New York Times review of Haydn’s Creation
Thursday, December 27, 2012
Thank you to everyone who helped make our presentation of Haydn’s Creation at Carnegie Hall a success! Here is our recent review from The New York Times:
No Requiem for Earth, Only Celebration
By Anthony Tommasini, published Dec. 24, 2012
The world did not end on Friday as the ancient Maya calendar foretold. But if any apocalyptic forces were kicking around the planet that day, they were combated by a performance that evening at Carnegie Hall of “The Creation,” Haydn’s astonishing oratorio that depicts God’s making of the world, presented by the New York Virtuoso Singers, the Orchestra of St. Luke’s and a roster of vocal soloists, conducted by Harold Rosenbaum.
Of course, as Maya experts have been saying for weeks, the doomsday talk was all a huge misreading of the Maya calendar. Friday was predicted to be just the end of a 5,125-year cycle and the start of a new one. This is certainly the view of the Society for Universal Sacred Music, which presented the performance of “The Creation” as a gesture of renewal and reverence for life.
In any event, it was an inspired idea to perform “The Creation” on 12-21-12. Any chance to hear this late-period Haydn masterpiece is welcome. Mr. Rosenbaum is best known for his work as the founding director of the New York Virtuoso Singers, an ensemble that specializes in contemporary music (celebrating its 25th anniversary this season) and also Canticum Novum Singers, devoted to early music. He had only conducted Haydn’s “Creation” two decades ago with amateur ensembles. He drew a radiant and joyous performance of this 100-minute score from the top-notch St. Luke’s players and the skilled Virtuoso Singers, which usually perform with fewer than 20 choristers but was expanded for this occasion to 62.
Mr. Rosenbaum had to contend with the unfortunate withdrawal of a soloist, the soprano Christine Brandes, who was ill and pulled out after a rehearsal on Wednesday. There are three demanding solo parts in “The Creation” for singers taking the roles of archangels. One, Gabriel, is for a soprano, though the singer usually doubles in Part III as Eve, in duets with Adam.
On Thursday Mr. Rosenbaum asked two sopranos who often perform with the Virtuoso Singers to rehearse the solos with him, giving Gabriel’s music to Katherine Wessinger and Eve’s to Marie Mascari. They are both crack sight-readers, Mr. Rosenbaum said in a phone interview. Ms. Wessinger had performed one of Gabriel’s major arias. Otherwise both artists were new to the piece. By Thursday Mr. Rosenbaum was getting replies from management agencies with a potential replacement. He stuck with the singers from his chorus with whom he had worked so well.
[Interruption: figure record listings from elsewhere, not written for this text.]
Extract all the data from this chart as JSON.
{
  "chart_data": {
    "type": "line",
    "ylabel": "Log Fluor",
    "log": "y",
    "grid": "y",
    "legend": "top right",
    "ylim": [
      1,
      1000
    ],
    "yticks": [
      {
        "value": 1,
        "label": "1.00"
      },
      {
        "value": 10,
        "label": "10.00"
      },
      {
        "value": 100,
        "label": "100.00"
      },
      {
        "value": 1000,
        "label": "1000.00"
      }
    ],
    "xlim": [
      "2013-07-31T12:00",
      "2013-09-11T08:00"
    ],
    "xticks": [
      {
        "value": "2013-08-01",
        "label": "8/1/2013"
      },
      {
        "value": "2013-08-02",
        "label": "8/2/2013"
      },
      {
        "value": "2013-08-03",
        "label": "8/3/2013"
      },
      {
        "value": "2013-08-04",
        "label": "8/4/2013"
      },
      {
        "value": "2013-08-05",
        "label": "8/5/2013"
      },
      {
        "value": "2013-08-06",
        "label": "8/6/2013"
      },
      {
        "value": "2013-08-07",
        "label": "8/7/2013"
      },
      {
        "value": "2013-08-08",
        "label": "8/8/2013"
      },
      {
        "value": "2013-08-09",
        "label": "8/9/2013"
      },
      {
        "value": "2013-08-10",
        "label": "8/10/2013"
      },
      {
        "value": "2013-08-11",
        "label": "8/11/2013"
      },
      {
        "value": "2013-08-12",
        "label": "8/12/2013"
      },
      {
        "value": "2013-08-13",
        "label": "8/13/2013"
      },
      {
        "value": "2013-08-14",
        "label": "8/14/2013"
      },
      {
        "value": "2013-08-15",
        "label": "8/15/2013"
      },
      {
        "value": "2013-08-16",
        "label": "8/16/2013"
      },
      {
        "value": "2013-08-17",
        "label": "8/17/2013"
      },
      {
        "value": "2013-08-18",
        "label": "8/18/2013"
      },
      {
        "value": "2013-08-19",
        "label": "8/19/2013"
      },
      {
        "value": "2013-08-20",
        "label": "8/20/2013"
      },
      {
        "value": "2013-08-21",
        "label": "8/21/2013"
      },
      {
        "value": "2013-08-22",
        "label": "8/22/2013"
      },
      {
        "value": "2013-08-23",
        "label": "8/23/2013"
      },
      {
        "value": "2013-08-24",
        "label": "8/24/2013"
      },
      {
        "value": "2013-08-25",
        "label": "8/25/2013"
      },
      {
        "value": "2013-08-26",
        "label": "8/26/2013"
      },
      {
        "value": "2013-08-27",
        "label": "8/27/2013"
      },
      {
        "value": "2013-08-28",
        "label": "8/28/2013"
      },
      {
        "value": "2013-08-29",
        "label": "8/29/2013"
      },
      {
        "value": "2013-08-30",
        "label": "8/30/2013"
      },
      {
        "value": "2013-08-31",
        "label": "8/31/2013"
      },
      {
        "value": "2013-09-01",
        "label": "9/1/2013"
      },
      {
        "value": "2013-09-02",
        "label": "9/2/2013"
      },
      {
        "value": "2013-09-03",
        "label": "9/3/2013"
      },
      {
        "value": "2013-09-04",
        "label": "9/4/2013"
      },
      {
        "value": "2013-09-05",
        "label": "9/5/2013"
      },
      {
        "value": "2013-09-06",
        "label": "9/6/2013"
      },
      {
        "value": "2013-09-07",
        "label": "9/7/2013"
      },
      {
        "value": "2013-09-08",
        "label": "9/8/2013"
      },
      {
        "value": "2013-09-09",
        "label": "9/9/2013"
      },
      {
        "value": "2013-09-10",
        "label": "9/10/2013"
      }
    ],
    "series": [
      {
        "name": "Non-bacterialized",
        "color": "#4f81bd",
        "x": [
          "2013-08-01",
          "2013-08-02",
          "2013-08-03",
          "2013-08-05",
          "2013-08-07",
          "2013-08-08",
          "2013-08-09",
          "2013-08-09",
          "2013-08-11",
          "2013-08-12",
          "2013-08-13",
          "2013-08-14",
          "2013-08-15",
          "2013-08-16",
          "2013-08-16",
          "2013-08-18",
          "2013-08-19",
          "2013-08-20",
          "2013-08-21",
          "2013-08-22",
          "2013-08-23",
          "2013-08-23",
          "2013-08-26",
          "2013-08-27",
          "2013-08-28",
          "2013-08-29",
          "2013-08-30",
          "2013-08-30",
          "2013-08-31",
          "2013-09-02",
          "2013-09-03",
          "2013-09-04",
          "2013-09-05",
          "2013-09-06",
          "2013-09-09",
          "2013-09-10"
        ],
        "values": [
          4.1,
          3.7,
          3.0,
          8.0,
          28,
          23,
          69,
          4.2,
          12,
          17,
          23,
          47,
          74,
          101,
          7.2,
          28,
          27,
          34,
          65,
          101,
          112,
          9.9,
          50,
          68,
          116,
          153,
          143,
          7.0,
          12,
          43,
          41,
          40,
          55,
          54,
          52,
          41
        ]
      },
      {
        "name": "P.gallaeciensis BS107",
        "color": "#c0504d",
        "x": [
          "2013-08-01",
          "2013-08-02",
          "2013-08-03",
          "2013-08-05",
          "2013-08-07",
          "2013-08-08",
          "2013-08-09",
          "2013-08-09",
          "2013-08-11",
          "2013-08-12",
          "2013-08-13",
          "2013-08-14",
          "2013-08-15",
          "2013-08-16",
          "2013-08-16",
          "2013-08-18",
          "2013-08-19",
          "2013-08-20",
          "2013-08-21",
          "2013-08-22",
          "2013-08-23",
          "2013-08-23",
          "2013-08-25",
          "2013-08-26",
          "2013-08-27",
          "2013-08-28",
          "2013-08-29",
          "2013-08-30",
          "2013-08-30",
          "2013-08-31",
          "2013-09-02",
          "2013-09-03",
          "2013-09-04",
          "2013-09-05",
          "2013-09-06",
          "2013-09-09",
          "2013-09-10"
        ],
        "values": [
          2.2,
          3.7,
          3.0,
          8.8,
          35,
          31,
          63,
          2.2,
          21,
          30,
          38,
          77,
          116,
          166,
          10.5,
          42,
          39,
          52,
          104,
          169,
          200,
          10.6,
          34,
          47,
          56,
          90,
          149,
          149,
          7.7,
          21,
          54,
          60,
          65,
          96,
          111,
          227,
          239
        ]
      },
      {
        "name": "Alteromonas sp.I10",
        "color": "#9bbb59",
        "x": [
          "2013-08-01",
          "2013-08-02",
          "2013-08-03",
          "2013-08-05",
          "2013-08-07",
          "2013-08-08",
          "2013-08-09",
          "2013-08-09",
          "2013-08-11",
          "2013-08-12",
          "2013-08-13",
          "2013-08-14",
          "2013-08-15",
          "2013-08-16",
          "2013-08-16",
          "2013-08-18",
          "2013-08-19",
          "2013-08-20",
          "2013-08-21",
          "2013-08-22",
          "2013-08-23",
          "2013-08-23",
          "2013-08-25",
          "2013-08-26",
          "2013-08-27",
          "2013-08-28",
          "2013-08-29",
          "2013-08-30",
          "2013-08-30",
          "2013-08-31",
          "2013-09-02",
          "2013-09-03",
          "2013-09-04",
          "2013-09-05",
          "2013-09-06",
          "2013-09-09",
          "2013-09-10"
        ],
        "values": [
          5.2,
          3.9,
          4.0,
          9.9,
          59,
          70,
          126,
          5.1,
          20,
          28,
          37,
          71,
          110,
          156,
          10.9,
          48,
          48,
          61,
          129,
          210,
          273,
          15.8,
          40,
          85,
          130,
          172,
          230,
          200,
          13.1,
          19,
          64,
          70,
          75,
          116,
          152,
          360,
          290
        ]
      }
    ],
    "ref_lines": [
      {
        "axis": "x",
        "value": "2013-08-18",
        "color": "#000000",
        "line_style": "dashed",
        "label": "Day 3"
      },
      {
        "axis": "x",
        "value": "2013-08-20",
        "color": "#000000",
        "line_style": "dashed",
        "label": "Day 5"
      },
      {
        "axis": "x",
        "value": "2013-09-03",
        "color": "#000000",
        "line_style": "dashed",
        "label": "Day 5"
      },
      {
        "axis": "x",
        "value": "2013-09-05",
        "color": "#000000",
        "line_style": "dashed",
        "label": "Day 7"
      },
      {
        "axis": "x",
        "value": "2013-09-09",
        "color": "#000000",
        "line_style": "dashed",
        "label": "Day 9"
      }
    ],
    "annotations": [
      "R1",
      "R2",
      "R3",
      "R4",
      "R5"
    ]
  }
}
Ms. Wessinger’s light, clear voice was beautifully suited to Gabriel’s music. Understandably, there were some shaky moments in her singing. But she has a genuinely angelic voice and sang with charm and grace. Ms. Mascari brought rich sound and sensitive phrasing to Eve’s music. This was an admirable display of professionalism from both artists. The tenor Benjamin Butterfield was clarion-voiced and vibrant as the archangel Uriel. Nathan Berg’s muscular, earthy bass-baritone was ideal for Raphael and, in Part III, Adam.
Haydn set to work on “The Creation” in 1796, having been inspired by hearing performances of Handel’s oratorios in London. The English text, which draws from Genesis, the Psalms and Milton’s “Paradise Lost,” was given to him by the impresario Johann Peter Salomon. Haydn had it translated into German before setting it to music. Both German and English versions were published. Haydn wanted the piece performed in English for English-speaking audiences, as was done here.
The music wondrously animates the rich details of the biblical story. The orchestra overture depicts the “Representation of Chaos” in the cosmos through daring music that at times evades stable harmonic zones and is run through with passing dissonance, like stray motifs in search of cohesion. In a riveting recitative Raphael describes the Earth as being without form. The chorus, in hushed chords, sings “God said: Let there be light.” Still quietly, the chorus adds, “And there was light.” But at the word light, the choristers and orchestra burst into a C major harmony so shimmering and sunny you practically have to squint.
Yet, when called for, Haydn the musical humorist comes through, as when cooing birds are evoked with warbling trills for the soprano soloist and orchestra, and the galumphing trod of heavy beasts is illustrated with bleating low brass.
During whole stretches of this work the music comes across as agreeable and charming. But below the surface remarkably sophisticated things are happening. And in places where Haydn decides a lofty chorus is called for, this master responds with music of awesome depth and intricacy. The singing of the Virtuoso Singers under Mr. Rosenbaum was full-bodied, confident and nuanced.
Against Haydn on this night, the apocalypse did not have a chance.